Les principales forces du capitalisme britannique avaient fait campagne avec acharnement pour rester au sein du club des patrons de l’UE, le plus grand bloc réglementaire commun de l’économie mondiale en termes de PIB. Mais maintenant, repoussés par ce qui était au fond un vote de rage de la classe ouvrière de masse contre l’establishment capitaliste, ils ont dû se regrouper pour faire face à la nouvelle situation.
Au pire, ils espèrent un « Bino », un « Brexit-in-name-only », qui maintiendra le Royaume-Uni au sein de l’union douanière et du marché unique de l’UE, avec ses règles néolibérales en faveur des grandes entreprises. « Mais si cela peut être accompli, après un délai convenable et un terrain préparé, l’objectif serait d’inverser le résultat, par le biais d’une élection générale ou d’un second référendum ». (Socialism Today, n° 201, septembre 2016)
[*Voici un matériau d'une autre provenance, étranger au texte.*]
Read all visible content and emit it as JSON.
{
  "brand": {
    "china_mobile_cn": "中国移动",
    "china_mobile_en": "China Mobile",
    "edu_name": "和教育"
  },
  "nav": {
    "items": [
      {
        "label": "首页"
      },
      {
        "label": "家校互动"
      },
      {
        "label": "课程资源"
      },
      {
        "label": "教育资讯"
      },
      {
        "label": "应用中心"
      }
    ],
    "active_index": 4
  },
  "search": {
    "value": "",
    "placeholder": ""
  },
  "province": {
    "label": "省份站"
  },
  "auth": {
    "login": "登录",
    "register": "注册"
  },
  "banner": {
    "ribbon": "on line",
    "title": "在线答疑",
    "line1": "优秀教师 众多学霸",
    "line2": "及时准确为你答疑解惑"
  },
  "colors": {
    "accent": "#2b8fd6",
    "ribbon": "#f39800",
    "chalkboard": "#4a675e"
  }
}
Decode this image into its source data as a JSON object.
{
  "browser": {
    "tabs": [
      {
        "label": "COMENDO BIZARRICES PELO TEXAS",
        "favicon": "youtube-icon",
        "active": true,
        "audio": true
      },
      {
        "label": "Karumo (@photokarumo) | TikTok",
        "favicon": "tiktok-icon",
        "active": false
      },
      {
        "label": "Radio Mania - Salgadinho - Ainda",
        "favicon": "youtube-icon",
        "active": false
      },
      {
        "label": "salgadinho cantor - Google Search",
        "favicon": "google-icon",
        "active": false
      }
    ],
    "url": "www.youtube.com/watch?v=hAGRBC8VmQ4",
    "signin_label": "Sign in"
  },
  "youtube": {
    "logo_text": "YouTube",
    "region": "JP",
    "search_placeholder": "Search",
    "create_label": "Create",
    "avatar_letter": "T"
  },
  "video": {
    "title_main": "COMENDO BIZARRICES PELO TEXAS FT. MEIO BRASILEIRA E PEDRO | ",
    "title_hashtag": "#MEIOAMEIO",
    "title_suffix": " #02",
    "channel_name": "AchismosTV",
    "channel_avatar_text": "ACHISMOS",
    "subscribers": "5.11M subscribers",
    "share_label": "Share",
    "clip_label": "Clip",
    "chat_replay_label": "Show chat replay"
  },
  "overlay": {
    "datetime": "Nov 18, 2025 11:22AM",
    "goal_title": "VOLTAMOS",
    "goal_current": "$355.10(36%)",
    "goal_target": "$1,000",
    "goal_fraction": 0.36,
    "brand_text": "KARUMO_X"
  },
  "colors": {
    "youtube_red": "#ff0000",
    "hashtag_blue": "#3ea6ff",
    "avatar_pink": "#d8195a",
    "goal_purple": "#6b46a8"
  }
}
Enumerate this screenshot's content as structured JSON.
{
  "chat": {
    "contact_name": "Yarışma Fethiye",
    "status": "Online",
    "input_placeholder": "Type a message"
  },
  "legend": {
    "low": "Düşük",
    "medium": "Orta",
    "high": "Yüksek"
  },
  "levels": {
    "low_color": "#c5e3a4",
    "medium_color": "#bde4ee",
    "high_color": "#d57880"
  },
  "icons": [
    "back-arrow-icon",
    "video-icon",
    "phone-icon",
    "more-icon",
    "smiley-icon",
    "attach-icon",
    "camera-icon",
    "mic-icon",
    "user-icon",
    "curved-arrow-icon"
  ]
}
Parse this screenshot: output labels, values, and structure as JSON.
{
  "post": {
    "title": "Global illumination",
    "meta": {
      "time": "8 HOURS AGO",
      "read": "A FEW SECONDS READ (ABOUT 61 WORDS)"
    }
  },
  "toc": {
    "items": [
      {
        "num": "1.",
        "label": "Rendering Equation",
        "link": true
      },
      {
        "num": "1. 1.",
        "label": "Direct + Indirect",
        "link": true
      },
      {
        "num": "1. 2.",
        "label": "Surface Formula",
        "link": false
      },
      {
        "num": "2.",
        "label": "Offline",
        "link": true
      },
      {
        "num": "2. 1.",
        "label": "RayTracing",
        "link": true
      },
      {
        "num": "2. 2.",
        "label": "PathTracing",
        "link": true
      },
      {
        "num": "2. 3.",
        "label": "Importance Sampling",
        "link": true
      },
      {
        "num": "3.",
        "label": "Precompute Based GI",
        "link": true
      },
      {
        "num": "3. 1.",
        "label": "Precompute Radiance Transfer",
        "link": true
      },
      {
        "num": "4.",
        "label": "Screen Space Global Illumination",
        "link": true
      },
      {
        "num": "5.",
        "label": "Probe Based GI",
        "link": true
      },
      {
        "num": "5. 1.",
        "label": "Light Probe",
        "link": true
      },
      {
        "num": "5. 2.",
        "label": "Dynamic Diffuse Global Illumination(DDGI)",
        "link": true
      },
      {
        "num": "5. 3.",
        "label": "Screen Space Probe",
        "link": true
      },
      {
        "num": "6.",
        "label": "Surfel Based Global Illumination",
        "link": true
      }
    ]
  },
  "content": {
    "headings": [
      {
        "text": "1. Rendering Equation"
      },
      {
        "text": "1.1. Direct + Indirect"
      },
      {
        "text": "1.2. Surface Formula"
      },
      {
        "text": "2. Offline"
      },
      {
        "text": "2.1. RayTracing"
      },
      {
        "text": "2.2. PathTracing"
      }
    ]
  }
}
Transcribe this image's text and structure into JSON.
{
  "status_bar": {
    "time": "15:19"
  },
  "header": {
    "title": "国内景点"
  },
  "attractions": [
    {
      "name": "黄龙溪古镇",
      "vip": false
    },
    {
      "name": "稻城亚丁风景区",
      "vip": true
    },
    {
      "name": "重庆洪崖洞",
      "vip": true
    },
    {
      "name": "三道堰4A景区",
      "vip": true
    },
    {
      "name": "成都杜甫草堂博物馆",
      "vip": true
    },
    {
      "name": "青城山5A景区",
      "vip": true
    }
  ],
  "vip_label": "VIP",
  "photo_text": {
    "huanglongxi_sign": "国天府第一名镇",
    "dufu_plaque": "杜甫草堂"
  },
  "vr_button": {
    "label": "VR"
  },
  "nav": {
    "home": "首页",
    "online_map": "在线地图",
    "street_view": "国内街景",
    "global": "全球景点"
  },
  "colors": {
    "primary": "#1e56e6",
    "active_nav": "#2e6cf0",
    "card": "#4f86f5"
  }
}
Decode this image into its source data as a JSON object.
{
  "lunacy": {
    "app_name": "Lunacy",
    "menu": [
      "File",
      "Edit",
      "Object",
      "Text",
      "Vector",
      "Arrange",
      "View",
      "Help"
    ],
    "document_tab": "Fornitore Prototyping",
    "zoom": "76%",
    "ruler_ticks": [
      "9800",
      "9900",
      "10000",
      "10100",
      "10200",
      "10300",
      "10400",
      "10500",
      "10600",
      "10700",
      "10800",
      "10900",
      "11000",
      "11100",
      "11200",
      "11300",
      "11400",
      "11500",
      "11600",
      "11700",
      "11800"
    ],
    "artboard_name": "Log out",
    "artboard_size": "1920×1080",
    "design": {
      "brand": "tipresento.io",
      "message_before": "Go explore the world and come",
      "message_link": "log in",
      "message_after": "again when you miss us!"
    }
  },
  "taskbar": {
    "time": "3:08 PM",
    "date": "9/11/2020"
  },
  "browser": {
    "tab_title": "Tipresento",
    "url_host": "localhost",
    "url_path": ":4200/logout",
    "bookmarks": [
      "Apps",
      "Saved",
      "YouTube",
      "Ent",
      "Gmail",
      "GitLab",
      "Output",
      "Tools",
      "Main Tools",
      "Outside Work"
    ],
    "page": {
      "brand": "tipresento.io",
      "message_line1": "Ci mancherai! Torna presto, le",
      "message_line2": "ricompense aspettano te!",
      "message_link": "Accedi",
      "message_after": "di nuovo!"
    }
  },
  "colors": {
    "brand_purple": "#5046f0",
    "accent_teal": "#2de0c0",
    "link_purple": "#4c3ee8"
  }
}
Après tout, la manœuvre de renversement du référendum était une tactique bien établie pour traiter les référendums de l’UE où le vote s’était exprimé « dans la mauvaise direction » du point de vue des capitalistes, mais qui était ensuite inversé par un second vote.
Deux référendums ont eu lieu au Danemark en 1992 et 1993 pour approuver le traité de Maastricht établissant l’Union économique et monétaire. L’Irlande n’a approuvé les traités de Nice (2001) et de Lisbonne (2008) qu’après un second vote. Le traité constitutionnel de l’UE a été ressuscité par d’autres moyens. Déchiré par des défaites référendaires en France et aux Pays-Bas en 2005, il a été reconditionné en traité de Lisbonne et a été approuvé par le Parlement de ces pays en 2008, après de nouvelles élections.

Les différents exemples du « renversement de référendum » étaient là. La situation pourrait sûrement être récupérée pour le Brexit aussi.
Pourtant, nous vivons à une époque différente de celle qui a précédé la grande récession -qui a suivi le krach financier de 2007-08.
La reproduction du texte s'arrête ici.